Né dans une plantation de coton en Virginie, le jeune Cecil voit son père mourir sous ses yeux alors qu'il tente de s'interposer auprès du responsable de la plantation qui abuse de sa femme. L'orphelin, remarqué par la propriétaire, va bénéficier jusqu'à son adolescence d'une formation, celle de l'apprentissage du service domestique. Mais le jeune homme ne désire qu'une chose, fuir cette plantation où l'accablent trop de souvenirs douloureux, gagner une grande ville et changer d'existence. Embauché pour ses qualités de service dans un palace de Washington, il sera bientôt engagé comme majordome à la Maison Blanche où il servira avec une parfaite aisance et un grand souci du devoir accompli, tandis que sa femme, Gloria, élève leurs deux fils. Grâce au poste de Cecil, la famille jouit d'une existence confortable. Pourtant, sa profession suscite des tensions dans son couple : Gloria s'éloigne de lui et les disputes avec l'un de ses fils, particulièrement engagé pour la cause des noirs américains, sont incessantes.

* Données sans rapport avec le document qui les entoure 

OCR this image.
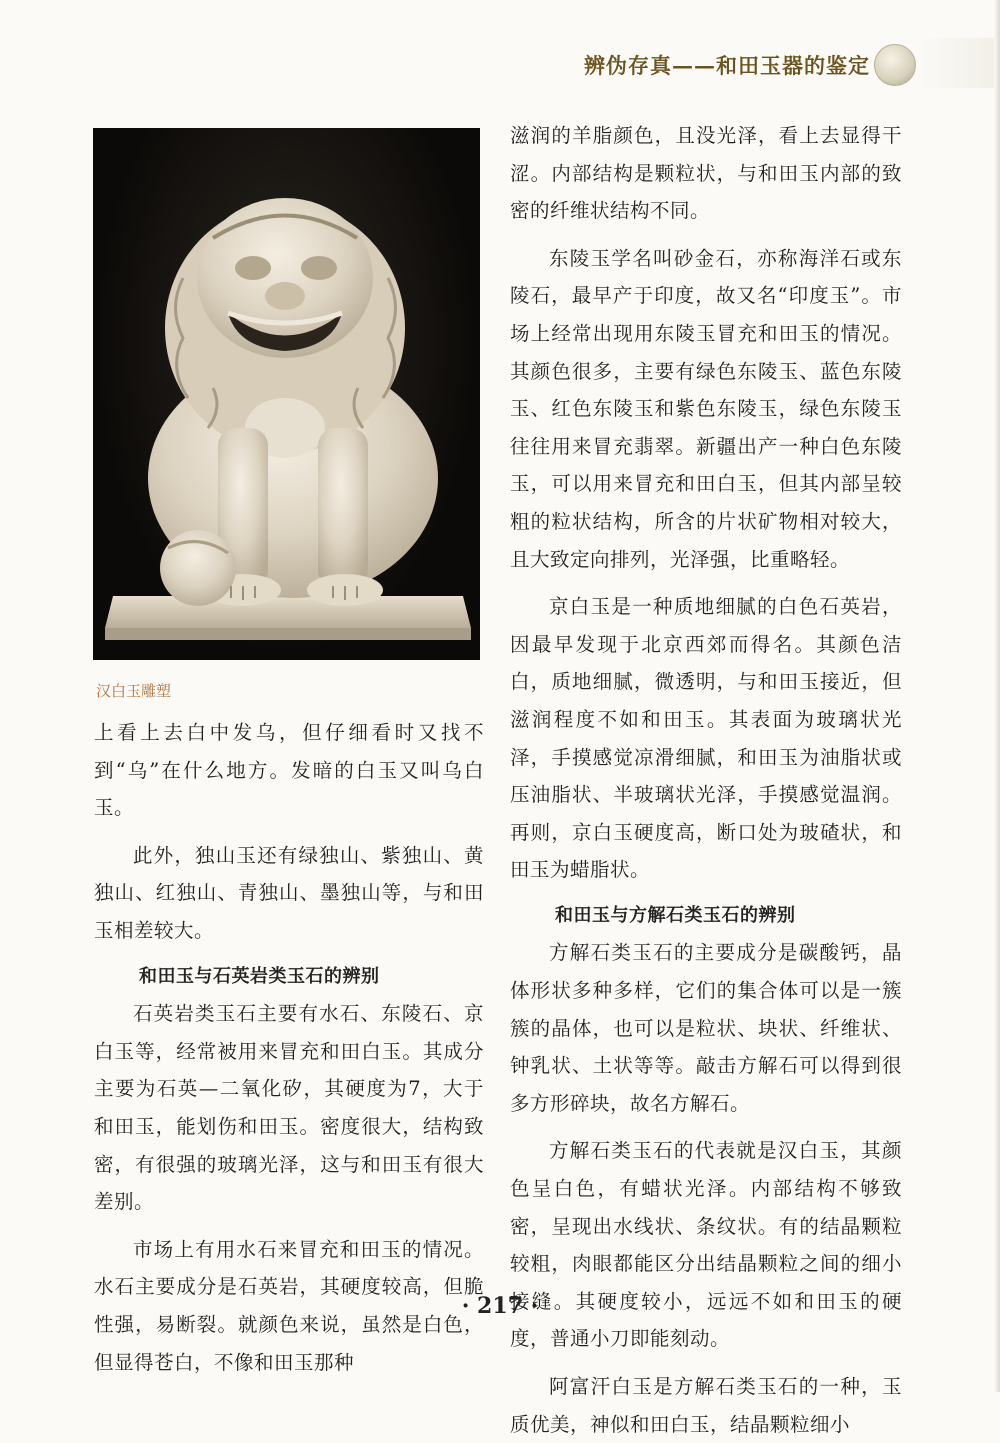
辨伪存真——和田玉器的鉴定
汉白玉雕塑

上看上去白中发乌，但仔细看时又找不到“乌”在什么地方。发暗的白玉又叫乌白玉。

此外，独山玉还有绿独山、紫独山、黄独山、红独山、青独山、墨独山等，与和田玉相差较大。

和田玉与石英岩类玉石的辨别

石英岩类玉石主要有水石、东陵石、京白玉等，经常被用来冒充和田白玉。其成分主要为石英—二氧化矽，其硬度为7，大于和田玉，能划伤和田玉。密度很大，结构致密，有很强的玻璃光泽，这与和田玉有很大差别。

市场上有用水石来冒充和田玉的情况。水石主要成分是石英岩，其硬度较高，但脆性强，易断裂。就颜色来说，虽然是白色，但显得苍白，不像和田玉那种

滋润的羊脂颜色，且没光泽，看上去显得干涩。内部结构是颗粒状，与和田玉内部的致密的纤维状结构不同。

东陵玉学名叫砂金石，亦称海洋石或东陵石，最早产于印度，故又名“印度玉”。市场上经常出现用东陵玉冒充和田玉的情况。其颜色很多，主要有绿色东陵玉、蓝色东陵玉、红色东陵玉和紫色东陵玉，绿色东陵玉往往用来冒充翡翠。新疆出产一种白色东陵玉，可以用来冒充和田白玉，但其内部呈较粗的粒状结构，所含的片状矿物相对较大，且大致定向排列，光泽强，比重略轻。

京白玉是一种质地细腻的白色石英岩，因最早发现于北京西郊而得名。其颜色洁白，质地细腻，微透明，与和田玉接近，但滋润程度不如和田玉。其表面为玻璃状光泽，手摸感觉凉滑细腻，和田玉为油脂状或压油脂状、半玻璃状光泽，手摸感觉温润。再则，京白玉硬度高，断口处为玻碴状，和田玉为蜡脂状。

和田玉与方解石类玉石的辨别

方解石类玉石的主要成分是碳酸钙，晶体形状多种多样，它们的集合体可以是一簇簇的晶体，也可以是粒状、块状、纤维状、钟乳状、土状等等。敲击方解石可以得到很多方形碎块，故名方解石。

方解石类玉石的代表就是汉白玉，其颜色呈白色，有蜡状光泽。内部结构不够致密，呈现出水线状、条纹状。有的结晶颗粒较粗，肉眼都能区分出结晶颗粒之间的细小接缝。其硬度较小，远远不如和田玉的硬度，普通小刀即能刻动。

阿富汗白玉是方解石类玉石的一种，玉质优美，神似和田白玉，结晶颗粒细小

· 217 ·
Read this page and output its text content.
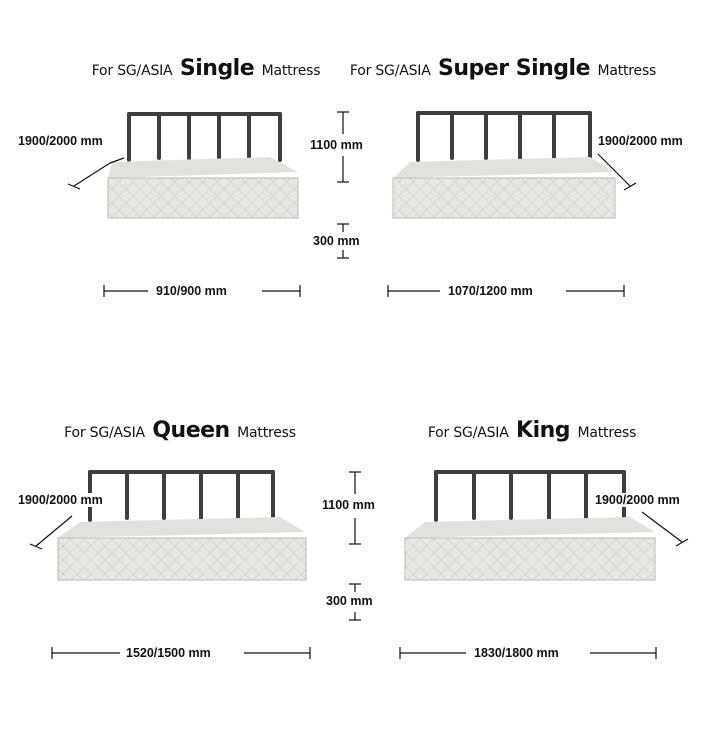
For SG/ASIA Single Mattress	For SG/ASIA Super Single Mattress
For SG/ASIA Queen Mattress	For SG/ASIA King Mattress
1900/2000 mm	1900/2000 mm
910/900 mm	1070/1200 mm
1100 mm
300 mm
1900/2000 mm	1900/2000 mm
1520/1500 mm	1830/1800 mm
1100 mm
300 mm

A travers le regard de Cecil Gaines, librement inspiré de la vie de Eugene Allen, le film retrace l'évolution de la vie politique américaine et des relations entre communautés. De l'assassinat du président Kennedy et de Martin Luther King au mouvement des "Black Panthers", de la guerre du Vietnam au scandale du Watergate, Cecil vit ces événements de l'intérieur, mais aussi en père de famille et en citoyen américain de couleur…

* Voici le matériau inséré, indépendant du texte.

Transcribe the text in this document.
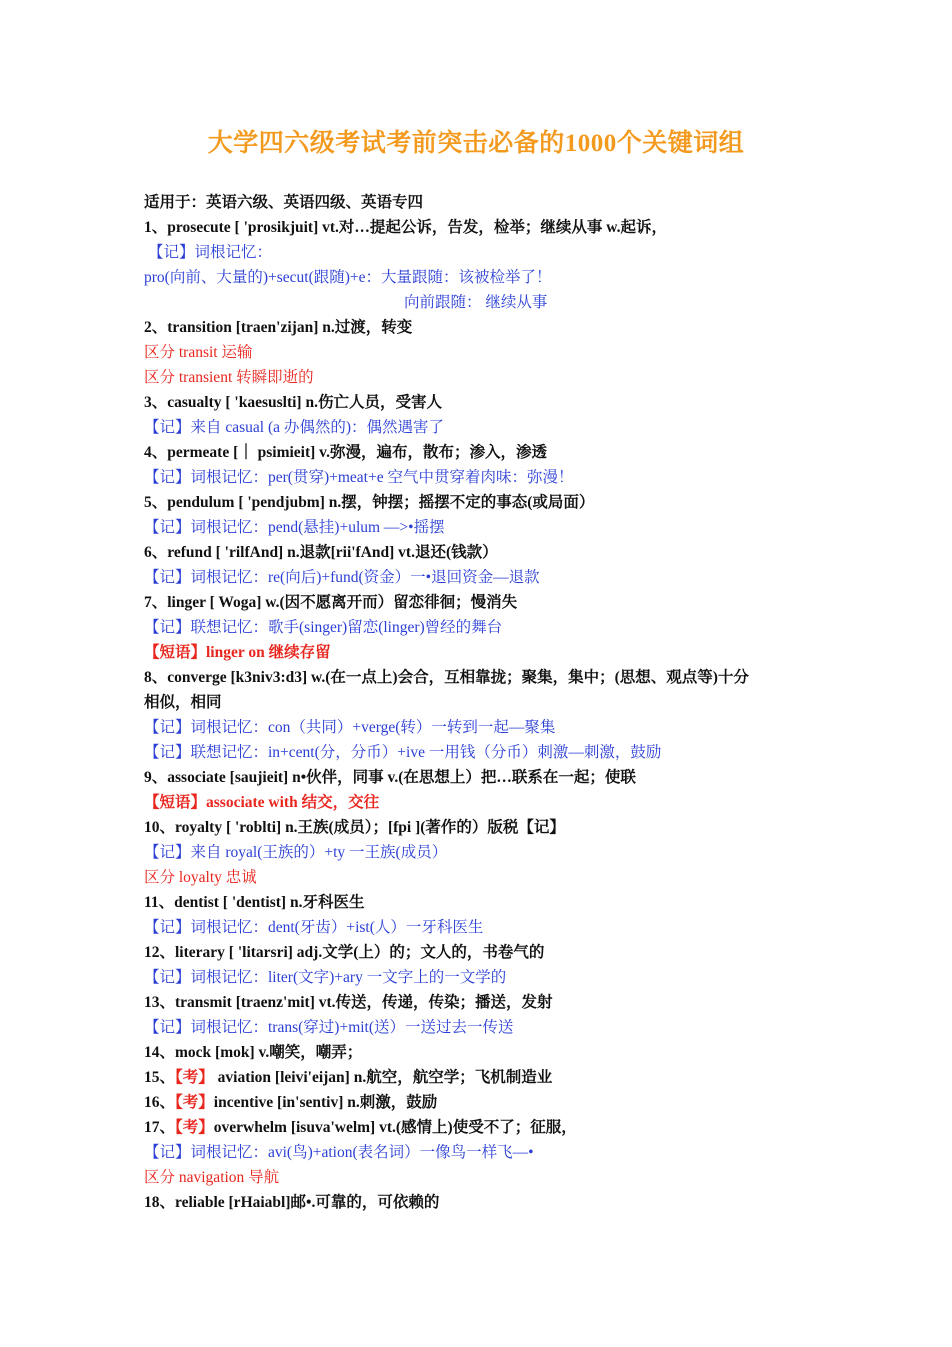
大学四六级考试考前突击必备的1000个关键词组
适用于：英语六级、英语四级、英语专四
1、prosecute [ 'prosikjuit] vt.对…提起公诉，告发，检举；继续从事 w.起诉，
【记】词根记忆：
pro(向前、大量的)+secut(跟随)+e：大量跟随：该被检举了！
向前跟随： 继续从事
2、transition [traen'zijan] n.过渡，转变
区分 transit 运输
区分 transient 转瞬即逝的
3、casualty [ 'kaesuslti] n.伤亡人员，受害人
【记】来自 casual (a 办偶然的)：偶然遇害了
4、permeate [｜ psimieit] v.弥漫，遍布，散布；渗入，渗透
【记】词根记忆：per(贯穿)+meat+e 空气中贯穿着肉味：弥漫！
5、pendulum [ 'pendjubm] n.摆，钟摆；摇摆不定的事态(或局面）
【记】词根记忆：pend(悬挂)+ulum —>•摇摆
6、refund [ 'rilfAnd] n.退款[rii'fAnd] vt.退还(钱款）
【记】词根记忆：re(向后)+fund(资金）一•退回资金—退款
7、linger [ Woga] w.(因不愿离开而）留恋徘徊；慢消失
【记】联想记忆：歌手(singer)留恋(linger)曾经的舞台
【短语】linger on 继续存留
8、converge [k3niv3:d3] w.(在一点上)会合，互相靠拢；聚集，集中；(思想、观点等)十分
相似，相同
【记】词根记忆：con（共同）+verge(转）一转到一起—聚集
【记】联想记忆：in+cent(分，分币）+ive 一用钱（分币）刺激—刺激，鼓励
9、associate [saujieit] n•伙伴，同事 v.(在思想上）把…联系在一起；使联
【短语】associate with 结交，交往
10、royalty [ 'roblti] n.王族(成员）；[fpi ](著作的）版税【记】
【记】来自 royal(王族的）+ty 一王族(成员）
区分 loyalty 忠诚
11、dentist [ 'dentist] n.牙科医生
【记】词根记忆：dent(牙齿）+ist(人）一牙科医生
12、literary [ 'litarsri] adj.文学(上）的；文人的，书卷气的
【记】词根记忆：liter(文字)+ary 一文字上的一文学的
13、transmit [traenz'mit] vt.传送，传递，传染；播送，发射
【记】词根记忆：trans(穿过)+mit(送）一送过去一传送
14、mock [mok] v.嘲笑，嘲弄；
15、【考】 aviation [leivi'eijan] n.航空，航空学；飞机制造业
16、【考】incentive [in'sentiv] n.刺激，鼓励
17、【考】overwhelm [isuva'welm] vt.(感情上)使受不了；征服，
【记】词根记忆：avi(鸟)+ation(表名词）一像鸟一样飞—•
区分 navigation 导航
18、reliable [rHaiabl]邮•.可靠的，可依赖的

Lee Daniels a réalise avec Le Majordome un très beau film, dessinant à larges traits ce que fut le combat des noirs durant une grande partie du XXe siècle, afin d' obtenir les mêmes droits civiques que les blancs dans un pays qu'ils ne cessèrent de servir au prix de leur sang et de leur sueur. Soucieux d'user des symboles les plus éloquents, le réalisateur s'est octroyé, il est vrai, quelques libertés au sujet de la vie réelle de son héros, un certain Eugene Allen qui fut majordome à la Maison Blanche sous sept présidents de Eisenhower à Reagan. Si l'on en croit Will Haygood, le premier à avoir raconté l'histoire d'Eugene Allen dans un article du "Washington Post" en 2008, celui-ci est bien né dans une plantation de coton où ses parents travaillaient mais il n'a jamais fait état des monstruosités relatées à l'écran : la mère violée et le père assassiné sous les yeux de son fils. De même que la femme de Allen, avec laquelle ce dernier vécut 65 ans, ne fut jamais alcoolique mais est bien décédée en 2008 et ne put assister à l'élection de Barak Obama. Enfin, il n'eut qu'un seul fils et celui-ci n'appartint pas aux "Black Panthers" mais servit comme militaire lors de la guerre du Vietnam où, heureusement, il n'a pas trouvé la mort. Néanmoins, sans ces symboles forts, le film aurait perdu de son intérêt historique et se serait limité au destin d'un homme au lieu d'exposer celui d'un peuple tout entier avec ses combats les plus rudes et ses heures les plus tragiques. Ce que Lee Daniels réussit en surfant habilement sur la gamme complète de nos émotions.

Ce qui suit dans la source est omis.